We have no idea what in the world you are talking. You are adding a lot of stuff to the story that is not there. The only thing that we know about Vashti is that she had her own banquet and she did not obey the King. Esther, on the other hand, did everything she was asked to do. The bottom line is that obedience trumps disobedience every time which falls right in line with Biblical principles. If you obey you get the crown and if you disobey you get removed fro the throne. That's what the story is about, obedience versus disobedience.

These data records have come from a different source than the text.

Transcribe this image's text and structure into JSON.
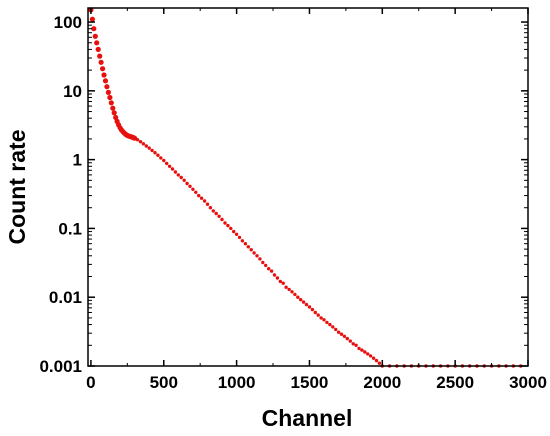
{
  "chart_data": {
    "type": "scatter",
    "title": "",
    "xlabel": "Channel",
    "ylabel": "Count rate",
    "xlim": [
      -20,
      3000
    ],
    "ylim": [
      0.001,
      160
    ],
    "yscale": "log",
    "x_ticks": [
      0,
      500,
      1000,
      1500,
      2000,
      2500,
      3000
    ],
    "y_ticks": [
      0.001,
      0.01,
      0.1,
      1,
      10,
      100
    ],
    "y_tick_labels": [
      "0.001",
      "0.01",
      "0.1",
      "1",
      "10",
      "100"
    ],
    "grid": false,
    "legend": "none",
    "marker_color": "#e8100e",
    "series": [
      {
        "x": [
          0,
          10,
          20,
          30,
          40,
          50,
          60,
          70,
          80,
          90,
          100,
          110,
          120,
          130,
          140,
          150,
          160,
          170,
          180,
          190,
          200,
          210,
          220,
          230,
          240,
          250,
          260,
          270,
          280,
          290,
          300,
          320,
          340,
          360,
          380,
          400,
          420,
          440,
          460,
          480,
          500,
          520,
          540,
          560,
          580,
          600,
          620,
          640,
          660,
          680,
          700,
          720,
          740,
          760,
          780,
          800,
          820,
          840,
          860,
          880,
          900,
          920,
          940,
          960,
          980,
          1000,
          1020,
          1040,
          1060,
          1080,
          1100,
          1120,
          1140,
          1160,
          1180,
          1200,
          1220,
          1240,
          1260,
          1280,
          1300,
          1320,
          1340,
          1360,
          1380,
          1400,
          1420,
          1440,
          1460,
          1480,
          1500,
          1520,
          1540,
          1560,
          1580,
          1600,
          1620,
          1640,
          1660,
          1680,
          1700,
          1720,
          1740,
          1760,
          1780,
          1800,
          1820,
          1840,
          1860,
          1880,
          1900,
          1920,
          1940,
          1960,
          1980,
          2000,
          2050,
          2100,
          2150,
          2200,
          2250,
          2300,
          2350,
          2400,
          2450,
          2500,
          2550,
          2600,
          2650,
          2700,
          2750,
          2800,
          2850,
          2900,
          2950
        ],
        "y": [
          150,
          110,
          80,
          62,
          50,
          40,
          32,
          26,
          21,
          17,
          14,
          11.5,
          9.5,
          8,
          6.7,
          5.6,
          4.8,
          4.1,
          3.6,
          3.2,
          2.9,
          2.7,
          2.55,
          2.42,
          2.32,
          2.25,
          2.2,
          2.17,
          2.13,
          2.1,
          2.05,
          1.95,
          1.82,
          1.7,
          1.58,
          1.47,
          1.36,
          1.26,
          1.16,
          1.06,
          0.97,
          0.88,
          0.8,
          0.73,
          0.66,
          0.6,
          0.55,
          0.5,
          0.45,
          0.41,
          0.37,
          0.335,
          0.3,
          0.275,
          0.25,
          0.225,
          0.2,
          0.18,
          0.165,
          0.15,
          0.135,
          0.12,
          0.11,
          0.1,
          0.09,
          0.082,
          0.074,
          0.066,
          0.06,
          0.054,
          0.049,
          0.044,
          0.04,
          0.036,
          0.032,
          0.029,
          0.026,
          0.024,
          0.021,
          0.019,
          0.017,
          0.016,
          0.014,
          0.013,
          0.012,
          0.011,
          0.01,
          0.0092,
          0.0085,
          0.0078,
          0.0072,
          0.0066,
          0.006,
          0.0055,
          0.005,
          0.0047,
          0.0043,
          0.004,
          0.0037,
          0.0034,
          0.0031,
          0.0029,
          0.0027,
          0.0025,
          0.0023,
          0.0021,
          0.002,
          0.0018,
          0.0017,
          0.0016,
          0.0015,
          0.0014,
          0.0013,
          0.0012,
          0.0011,
          0.001,
          0.001,
          0.001,
          0.001,
          0.001,
          0.001,
          0.001,
          0.001,
          0.001,
          0.001,
          0.001,
          0.001,
          0.001,
          0.001,
          0.001,
          0.001,
          0.001,
          0.001,
          0.001,
          0.001
        ]
      }
    ]
  }
}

Vashti is more than a failure. What King Ahasuerus planned to do to Vashti [have her go out naked] is exactly what she did to Jewish women. She forced Jewish women to be naked before her and to do work [more accurately Melacha] for her on Shabbat. Vashti was a fraud. The reason why Vashti refused to go out there had nothing to do with women's rights. Unlike the Jewish girls, who were forced to be naked before her, She actually agreed to be naked before the men at the feast. But the reason why she declined was because she didn't look that great. According to the Talmudic sage Rabbi Yose Bar Chanina, it was because she had leprosy. According to a Baraisa recorded in the Talmud, it was because the angel Gavriel gave her a tail [really an abnormal part of her body]. In any case, it had nothing to do with Feminism or women's rights. And according to the Talmud, what happened to Vashti was a measure for a measure. In other words, it was G-d's judgement against her for her immoral ways and her abuse of Jewish women.
Source: Masechet Megillah Esther 12 a-b, http://benyaminsolomon.blog.co... PS. In case anyone criticizes me that I'm just going by what the rabbis say and not what the actual text in the Tanakh says, please note that we also know from the Rabbis that the King's request for Vashti was to appear naked. For that part is also nowhere in the actual text of the Tanakh either. So therefore, anyone responding to this comment with that counterargument is therefore being selective.
Why, indeed, can't we accept both women as feminists in their own right?
I actually agree with some of what Schachter argues (the full article is now available on the Commentary site), especially the importance of placing the Purim story within its historical context. Had Esther followed Vashti's example, we probably would have nothing to celebrate on Purim: "the active female defender of the Jews who defeats the more powerful male adviser to her husband by using one of the few means of influence a woman in ancient times might have been able to wield is then bizarrely belittled as passive, a mere tool in the hands of her older male relative."
And yes, the self-defense angle of the story is an integral part of it, even if that's difficult to acknowledge in our current political climate. Likewise, the fact that Esther was Jewish and Vashti wasn't. It is, after all, a Jewish holiday. Unfortunately, Schachter's anger at all things feminist (or at least, that's the impression here) gets in the way of any relevant comments. It's hard to wade through to get to anything worthwhile.
Maybe once the pendulum stops swinging, we'll be able to get past this Esther/Vashti - good/evil dichotomy.
I see nothing wrong and much good in extolling the virtues of Vashti, as recounted in the story, as a feminist with the courage of her convictions in the face of a drunken king attempting to show off her charms in front of his drunken buddies! Indeed, several prominent and important women have been named after her. My mother was named Vashti and lived up to her namesake by taking a highly controversial case, involving the separation of church and state, to the US Supreme Court, winning what was a landmark case, involving sectarian(Christian)religious instruction in the public schools. Additionally, I have a daughter and a grand-daughter with that famous name! It is highly regarded in my family. Add, also, the name of Bishop Vashti McKenzie, the highly regarded first female bishop of the AME Church.